Brandt Fees and Why They Matter
When a California insurer wrongfully denies a claim and the insured is forced to retain an attorney to recover the withheld benefits, the attorney’s fees incurred in recovering those benefits are recoverable as consequential damages under Brandt v. Superior Court. This Brandt fee recovery is separate from any punitive damages and is available simply because the denial required the insured to hire counsel to get what they were owed. Brandt fees are calculated based on the time spent recovering the withheld benefits, and they can be substantial in complex disability, life insurance, and long-term care claims where the litigation is extended. They are among the most practically significant remedies available in California bad faith cases and are a major reason why California individual policy claims are so different in their financial structure from ERISA-governed group plan claims.
How Punitive Damages Work in California Bad Faith Cases
California Civil Code Section 3294 allows punitive damages in bad faith insurance cases when the insurer’s conduct constitutes oppression, fraud, or malice. In the insurance context, malice is established by showing that the insurer acted with a conscious disregard of the insured’s rights. This means the insurer knew its denial was probably wrong, knew that denying the claim would harm the insured, and denied it anyway. Systematic claim denial practices, internal communications showing that claims were denied based on financial targets rather than merit, and the suppression of medical evidence that supported the claim all tend to establish the malice or conscious disregard standard. California courts have upheld significant punitive damage awards in bad faith cases, and the possibility of punitive liability substantially affects how insurers evaluate disputed individual policy claims in settlement.

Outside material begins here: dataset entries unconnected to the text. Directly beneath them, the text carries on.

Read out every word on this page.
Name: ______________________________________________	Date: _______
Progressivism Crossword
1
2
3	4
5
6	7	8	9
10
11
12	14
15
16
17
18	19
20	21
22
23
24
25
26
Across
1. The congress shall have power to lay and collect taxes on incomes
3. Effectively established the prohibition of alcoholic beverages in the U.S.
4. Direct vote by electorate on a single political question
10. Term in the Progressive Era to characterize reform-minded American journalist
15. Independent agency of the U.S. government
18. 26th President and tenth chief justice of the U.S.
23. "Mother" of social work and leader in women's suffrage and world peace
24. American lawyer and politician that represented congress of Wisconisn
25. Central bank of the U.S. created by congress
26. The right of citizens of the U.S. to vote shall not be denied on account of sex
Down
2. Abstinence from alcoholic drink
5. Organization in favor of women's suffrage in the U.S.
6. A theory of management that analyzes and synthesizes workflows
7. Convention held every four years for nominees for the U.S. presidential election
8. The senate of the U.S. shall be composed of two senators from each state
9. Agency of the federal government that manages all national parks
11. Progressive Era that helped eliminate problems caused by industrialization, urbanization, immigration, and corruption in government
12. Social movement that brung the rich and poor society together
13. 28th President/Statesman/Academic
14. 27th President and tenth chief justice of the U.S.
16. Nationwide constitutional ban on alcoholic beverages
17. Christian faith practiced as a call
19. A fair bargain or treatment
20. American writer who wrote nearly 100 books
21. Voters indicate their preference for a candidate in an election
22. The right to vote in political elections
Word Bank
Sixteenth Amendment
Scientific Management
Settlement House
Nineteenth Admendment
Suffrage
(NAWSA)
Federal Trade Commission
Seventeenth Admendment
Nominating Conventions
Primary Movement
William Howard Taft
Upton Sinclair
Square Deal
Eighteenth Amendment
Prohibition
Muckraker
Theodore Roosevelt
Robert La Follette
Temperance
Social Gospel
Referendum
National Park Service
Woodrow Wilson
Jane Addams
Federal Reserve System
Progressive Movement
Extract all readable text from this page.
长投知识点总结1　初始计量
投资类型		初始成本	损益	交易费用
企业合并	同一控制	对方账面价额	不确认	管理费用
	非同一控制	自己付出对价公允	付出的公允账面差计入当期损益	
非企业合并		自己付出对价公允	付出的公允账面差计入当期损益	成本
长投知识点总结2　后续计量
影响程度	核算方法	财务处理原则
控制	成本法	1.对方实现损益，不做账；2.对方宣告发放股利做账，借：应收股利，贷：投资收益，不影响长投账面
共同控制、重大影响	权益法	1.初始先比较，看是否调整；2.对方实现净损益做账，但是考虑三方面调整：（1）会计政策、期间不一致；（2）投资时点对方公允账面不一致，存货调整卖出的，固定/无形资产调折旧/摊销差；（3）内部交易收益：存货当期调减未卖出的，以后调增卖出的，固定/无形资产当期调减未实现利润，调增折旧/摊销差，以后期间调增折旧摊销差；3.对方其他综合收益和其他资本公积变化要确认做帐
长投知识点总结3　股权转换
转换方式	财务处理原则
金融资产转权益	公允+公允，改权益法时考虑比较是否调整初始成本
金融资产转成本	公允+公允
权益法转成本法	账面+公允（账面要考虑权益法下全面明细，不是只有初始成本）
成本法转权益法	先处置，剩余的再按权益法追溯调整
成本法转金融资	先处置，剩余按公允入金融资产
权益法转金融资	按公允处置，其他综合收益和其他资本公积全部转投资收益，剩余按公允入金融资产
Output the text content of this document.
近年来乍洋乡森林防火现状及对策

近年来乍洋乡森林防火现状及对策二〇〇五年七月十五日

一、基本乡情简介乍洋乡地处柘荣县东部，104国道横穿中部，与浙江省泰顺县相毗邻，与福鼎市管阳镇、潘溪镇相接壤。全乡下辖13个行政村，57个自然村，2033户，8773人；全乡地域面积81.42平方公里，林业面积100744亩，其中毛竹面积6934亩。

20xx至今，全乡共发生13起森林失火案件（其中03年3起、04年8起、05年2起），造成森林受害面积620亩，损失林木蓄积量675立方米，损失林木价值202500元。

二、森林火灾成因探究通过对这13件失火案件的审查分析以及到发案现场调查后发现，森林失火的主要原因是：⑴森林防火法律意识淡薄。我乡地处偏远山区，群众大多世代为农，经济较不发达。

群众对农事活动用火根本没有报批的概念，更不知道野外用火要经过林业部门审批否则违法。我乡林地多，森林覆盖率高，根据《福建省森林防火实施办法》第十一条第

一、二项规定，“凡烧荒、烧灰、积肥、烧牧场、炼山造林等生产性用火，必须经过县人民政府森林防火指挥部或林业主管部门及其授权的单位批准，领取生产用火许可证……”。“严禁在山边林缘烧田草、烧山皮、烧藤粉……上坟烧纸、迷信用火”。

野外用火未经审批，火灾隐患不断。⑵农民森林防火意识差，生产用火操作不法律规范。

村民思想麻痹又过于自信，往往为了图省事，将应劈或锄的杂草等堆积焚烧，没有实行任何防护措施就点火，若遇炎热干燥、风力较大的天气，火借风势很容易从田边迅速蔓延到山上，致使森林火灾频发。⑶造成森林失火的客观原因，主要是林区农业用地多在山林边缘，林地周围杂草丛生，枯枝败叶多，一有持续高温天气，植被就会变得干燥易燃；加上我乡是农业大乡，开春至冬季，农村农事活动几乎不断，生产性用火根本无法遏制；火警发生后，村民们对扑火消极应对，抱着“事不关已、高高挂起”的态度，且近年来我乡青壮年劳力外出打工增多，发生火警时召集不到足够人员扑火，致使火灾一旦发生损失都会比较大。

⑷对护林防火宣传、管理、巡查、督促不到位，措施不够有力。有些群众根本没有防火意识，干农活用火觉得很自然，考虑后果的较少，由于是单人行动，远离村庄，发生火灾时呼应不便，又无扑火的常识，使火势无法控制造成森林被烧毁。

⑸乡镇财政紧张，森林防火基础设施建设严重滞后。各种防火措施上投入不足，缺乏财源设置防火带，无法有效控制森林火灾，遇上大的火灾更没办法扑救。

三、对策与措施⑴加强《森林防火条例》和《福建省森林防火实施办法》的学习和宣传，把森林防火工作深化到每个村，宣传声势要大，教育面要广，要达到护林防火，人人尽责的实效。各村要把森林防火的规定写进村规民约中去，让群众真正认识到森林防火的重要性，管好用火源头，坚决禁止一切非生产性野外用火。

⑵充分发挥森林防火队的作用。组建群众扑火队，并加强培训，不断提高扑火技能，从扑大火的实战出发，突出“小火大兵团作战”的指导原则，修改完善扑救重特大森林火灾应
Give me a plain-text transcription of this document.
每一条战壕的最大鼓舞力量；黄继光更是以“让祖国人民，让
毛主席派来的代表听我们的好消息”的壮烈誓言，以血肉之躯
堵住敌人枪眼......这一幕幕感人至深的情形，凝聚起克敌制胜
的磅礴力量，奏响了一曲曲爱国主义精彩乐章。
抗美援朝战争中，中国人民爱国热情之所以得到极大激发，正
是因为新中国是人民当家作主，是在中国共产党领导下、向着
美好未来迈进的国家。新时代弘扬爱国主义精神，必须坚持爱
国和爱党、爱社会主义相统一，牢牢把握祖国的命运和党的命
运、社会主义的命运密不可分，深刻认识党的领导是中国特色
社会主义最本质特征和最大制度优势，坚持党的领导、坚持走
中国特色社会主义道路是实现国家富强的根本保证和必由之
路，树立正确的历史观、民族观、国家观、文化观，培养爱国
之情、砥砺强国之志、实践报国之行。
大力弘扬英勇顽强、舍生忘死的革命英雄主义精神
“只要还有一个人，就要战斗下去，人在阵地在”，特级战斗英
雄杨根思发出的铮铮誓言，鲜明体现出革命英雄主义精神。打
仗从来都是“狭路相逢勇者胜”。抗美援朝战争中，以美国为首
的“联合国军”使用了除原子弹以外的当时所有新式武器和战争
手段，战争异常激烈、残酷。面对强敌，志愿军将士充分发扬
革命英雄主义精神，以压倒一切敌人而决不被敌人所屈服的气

The Discovery Advantage That California Bad Faith Provides
One of the most significant practical differences between California bad faith litigation and ERISA litigation is the discovery available in each. ERISA federal court review is typically limited to the administrative record, meaning the insurer’s internal claim handling documents, claim reserve information, financial incentive structures, and communications about denial patterns are usually not discoverable. California bad faith litigation is conducted in California state court under the California Code of Civil Procedure, and discovery encompasses the full range of relevant internal documents. The insurer’s claims manuals, its medical reviewer guidelines, its internal communications about the specific claim, and its financial incentive structures for claims handlers are all potentially discoverable in a California bad faith case. This discovery often reveals the systematic conduct that transforms an individual denial into a pattern of institutional bad faith. The California Department of Insurance’s market conduct examination resources document the department’s oversight of California insurers’ claims handling practices, including the market conduct examination process that identifies systemic bad faith patterns across multiple policyholders.